(Aug. 17, 2011) On August 3, 2011, the Knesset (Israel's Parliament) passed the Planning and Construction Procedures for Speeding of Residential Construction (Temporary Provision) Law, 5771-2011. The stated purpose of the Law is to temporarily provide special arrangements for the approval of construction of residential apartments of various sizes. The Law is intended to increase the supply of residential apartments by, among other means, designating land for residential rental units. Plans regulated by the Law will be designed by specific public bodies and will usually include detailed proposals for the construction of at least 200 residential units, to be built mostly on state land.
The Law establishes in all regions “committees for national residence” that will be authorized to discuss and approve plans for residential construction. According to the Law, the implementation of the national residence plans will commence within two and a half years of their approval.
The Law will expire within 18 months of its publication and may be extended for a period not exceeding eight months by the Prime Minister and the Minister of the Interior, with the approval of the Knesset, based on a recommendation of the joint committee of the Knesset Internal Affairs and Environment and the Economics Affairs Committees.

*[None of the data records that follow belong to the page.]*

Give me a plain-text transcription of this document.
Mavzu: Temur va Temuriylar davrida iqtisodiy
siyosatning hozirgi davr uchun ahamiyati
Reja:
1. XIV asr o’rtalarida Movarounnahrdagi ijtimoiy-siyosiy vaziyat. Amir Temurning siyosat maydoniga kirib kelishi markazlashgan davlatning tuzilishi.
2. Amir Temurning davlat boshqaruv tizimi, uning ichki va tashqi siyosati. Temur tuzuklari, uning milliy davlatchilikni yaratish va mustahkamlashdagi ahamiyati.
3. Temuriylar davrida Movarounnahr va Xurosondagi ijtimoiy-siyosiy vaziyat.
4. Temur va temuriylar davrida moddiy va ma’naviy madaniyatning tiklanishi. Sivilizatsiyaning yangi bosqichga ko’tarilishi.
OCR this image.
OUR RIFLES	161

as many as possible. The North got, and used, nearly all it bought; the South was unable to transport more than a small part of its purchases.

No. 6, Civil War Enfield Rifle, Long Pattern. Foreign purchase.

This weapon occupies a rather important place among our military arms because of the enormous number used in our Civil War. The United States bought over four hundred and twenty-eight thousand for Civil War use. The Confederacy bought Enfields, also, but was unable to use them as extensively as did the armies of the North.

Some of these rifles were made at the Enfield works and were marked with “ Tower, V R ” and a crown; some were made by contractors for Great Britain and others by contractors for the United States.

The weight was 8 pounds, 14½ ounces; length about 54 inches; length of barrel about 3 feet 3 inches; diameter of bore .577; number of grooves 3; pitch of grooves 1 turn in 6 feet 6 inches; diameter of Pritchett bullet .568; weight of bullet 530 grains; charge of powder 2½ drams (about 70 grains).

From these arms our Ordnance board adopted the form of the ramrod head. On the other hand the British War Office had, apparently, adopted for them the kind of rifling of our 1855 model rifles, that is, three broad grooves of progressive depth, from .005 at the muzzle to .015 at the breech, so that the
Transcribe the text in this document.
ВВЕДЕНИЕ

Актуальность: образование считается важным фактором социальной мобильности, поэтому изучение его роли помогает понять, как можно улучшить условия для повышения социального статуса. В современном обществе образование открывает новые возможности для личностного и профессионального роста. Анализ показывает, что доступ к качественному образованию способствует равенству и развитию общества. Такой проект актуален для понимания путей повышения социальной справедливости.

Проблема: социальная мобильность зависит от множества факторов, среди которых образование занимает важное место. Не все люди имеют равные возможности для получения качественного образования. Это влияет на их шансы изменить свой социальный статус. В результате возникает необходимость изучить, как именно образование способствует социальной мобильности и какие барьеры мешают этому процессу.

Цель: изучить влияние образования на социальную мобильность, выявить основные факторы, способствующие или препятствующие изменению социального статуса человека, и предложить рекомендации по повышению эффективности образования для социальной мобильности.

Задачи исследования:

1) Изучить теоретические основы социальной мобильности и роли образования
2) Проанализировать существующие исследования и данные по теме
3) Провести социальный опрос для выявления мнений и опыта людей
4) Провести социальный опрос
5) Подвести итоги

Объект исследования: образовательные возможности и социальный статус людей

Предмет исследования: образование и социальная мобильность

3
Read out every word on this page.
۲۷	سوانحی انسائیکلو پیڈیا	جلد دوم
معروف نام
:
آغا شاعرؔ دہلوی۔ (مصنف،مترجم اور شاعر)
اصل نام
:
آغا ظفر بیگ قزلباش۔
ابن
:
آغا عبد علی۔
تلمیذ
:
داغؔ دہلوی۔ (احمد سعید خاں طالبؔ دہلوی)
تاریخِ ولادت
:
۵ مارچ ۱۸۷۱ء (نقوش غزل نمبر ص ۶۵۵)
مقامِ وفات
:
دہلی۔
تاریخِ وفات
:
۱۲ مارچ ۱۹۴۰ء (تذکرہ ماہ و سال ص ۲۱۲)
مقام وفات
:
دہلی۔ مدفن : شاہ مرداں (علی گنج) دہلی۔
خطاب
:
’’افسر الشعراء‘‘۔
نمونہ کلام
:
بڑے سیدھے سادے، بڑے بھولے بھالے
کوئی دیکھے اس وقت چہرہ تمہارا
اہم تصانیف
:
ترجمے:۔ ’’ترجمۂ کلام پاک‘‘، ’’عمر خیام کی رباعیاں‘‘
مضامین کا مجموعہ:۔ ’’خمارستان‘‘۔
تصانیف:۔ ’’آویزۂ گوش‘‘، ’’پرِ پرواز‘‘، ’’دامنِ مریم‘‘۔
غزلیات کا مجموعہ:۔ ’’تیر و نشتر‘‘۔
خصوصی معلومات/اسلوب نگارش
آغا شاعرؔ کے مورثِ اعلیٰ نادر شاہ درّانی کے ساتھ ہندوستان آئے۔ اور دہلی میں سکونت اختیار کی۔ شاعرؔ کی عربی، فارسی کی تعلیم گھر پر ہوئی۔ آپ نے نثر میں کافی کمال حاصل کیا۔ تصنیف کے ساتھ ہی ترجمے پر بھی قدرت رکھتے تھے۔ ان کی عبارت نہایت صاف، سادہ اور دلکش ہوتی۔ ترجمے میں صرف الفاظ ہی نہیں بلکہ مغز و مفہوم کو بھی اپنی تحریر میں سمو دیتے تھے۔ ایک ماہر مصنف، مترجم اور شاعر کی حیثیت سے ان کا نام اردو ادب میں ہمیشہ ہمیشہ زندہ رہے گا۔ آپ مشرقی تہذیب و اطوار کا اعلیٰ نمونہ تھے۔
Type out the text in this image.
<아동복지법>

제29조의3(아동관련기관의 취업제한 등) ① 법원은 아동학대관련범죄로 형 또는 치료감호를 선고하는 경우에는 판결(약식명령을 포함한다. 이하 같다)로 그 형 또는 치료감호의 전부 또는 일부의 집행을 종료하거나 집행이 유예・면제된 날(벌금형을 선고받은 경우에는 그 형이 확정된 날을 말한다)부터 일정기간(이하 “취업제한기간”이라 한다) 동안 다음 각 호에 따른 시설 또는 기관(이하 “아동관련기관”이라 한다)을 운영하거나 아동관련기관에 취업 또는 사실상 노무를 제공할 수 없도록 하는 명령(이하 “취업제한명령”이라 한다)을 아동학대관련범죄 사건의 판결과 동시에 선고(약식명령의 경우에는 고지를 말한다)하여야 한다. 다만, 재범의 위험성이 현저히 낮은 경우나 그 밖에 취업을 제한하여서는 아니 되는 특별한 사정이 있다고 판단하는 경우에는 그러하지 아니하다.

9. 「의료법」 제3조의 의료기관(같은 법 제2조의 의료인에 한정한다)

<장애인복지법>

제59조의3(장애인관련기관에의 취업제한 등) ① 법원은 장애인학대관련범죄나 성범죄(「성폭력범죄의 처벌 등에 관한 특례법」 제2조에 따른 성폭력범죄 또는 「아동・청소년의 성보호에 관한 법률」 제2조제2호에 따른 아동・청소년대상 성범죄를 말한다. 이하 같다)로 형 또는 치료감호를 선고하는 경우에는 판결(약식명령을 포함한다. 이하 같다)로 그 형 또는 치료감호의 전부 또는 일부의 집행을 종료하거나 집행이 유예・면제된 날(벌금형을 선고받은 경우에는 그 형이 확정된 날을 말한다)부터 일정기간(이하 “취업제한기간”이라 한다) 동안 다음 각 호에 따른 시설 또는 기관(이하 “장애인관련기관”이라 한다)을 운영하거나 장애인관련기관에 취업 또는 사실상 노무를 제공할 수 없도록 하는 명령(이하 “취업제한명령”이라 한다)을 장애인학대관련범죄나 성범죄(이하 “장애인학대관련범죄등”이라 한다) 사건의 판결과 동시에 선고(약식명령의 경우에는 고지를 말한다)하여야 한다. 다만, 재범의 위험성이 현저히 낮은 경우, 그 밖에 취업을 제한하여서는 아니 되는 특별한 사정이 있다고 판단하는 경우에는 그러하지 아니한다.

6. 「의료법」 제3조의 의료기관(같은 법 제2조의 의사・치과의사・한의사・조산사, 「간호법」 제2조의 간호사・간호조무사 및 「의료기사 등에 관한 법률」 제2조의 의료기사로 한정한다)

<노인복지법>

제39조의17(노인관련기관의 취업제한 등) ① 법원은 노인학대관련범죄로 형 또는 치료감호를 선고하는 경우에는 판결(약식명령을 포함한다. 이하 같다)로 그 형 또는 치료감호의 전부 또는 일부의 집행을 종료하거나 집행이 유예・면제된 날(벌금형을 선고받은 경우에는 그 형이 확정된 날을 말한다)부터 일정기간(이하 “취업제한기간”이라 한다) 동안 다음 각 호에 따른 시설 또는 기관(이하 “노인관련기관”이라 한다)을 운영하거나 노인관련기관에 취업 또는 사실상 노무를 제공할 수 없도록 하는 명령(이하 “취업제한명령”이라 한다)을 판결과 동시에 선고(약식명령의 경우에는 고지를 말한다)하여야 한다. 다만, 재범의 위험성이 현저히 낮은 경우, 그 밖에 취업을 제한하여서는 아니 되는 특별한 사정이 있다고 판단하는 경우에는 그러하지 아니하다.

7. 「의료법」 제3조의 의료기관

According to the bill's explanatory notes, the Law is designed to address what is viewed as an economic and social threat created by the extreme rise in residential costs in Israel. This rise was caused, among other factors, by the sharp decline in residential construction and by the significant reduction in availability of housing for the public. The explanatory notes further suggested that the Law was designed to temporarily speed up the procedures associated with the approval of residential construction, which previously usually took over three years. (Planning and Construction Procedures for Speeding Residential Construction (Temporary Provision) Law, 5771-2011 & bill, the Knesset website (both last visited Aug. 16, 2011).)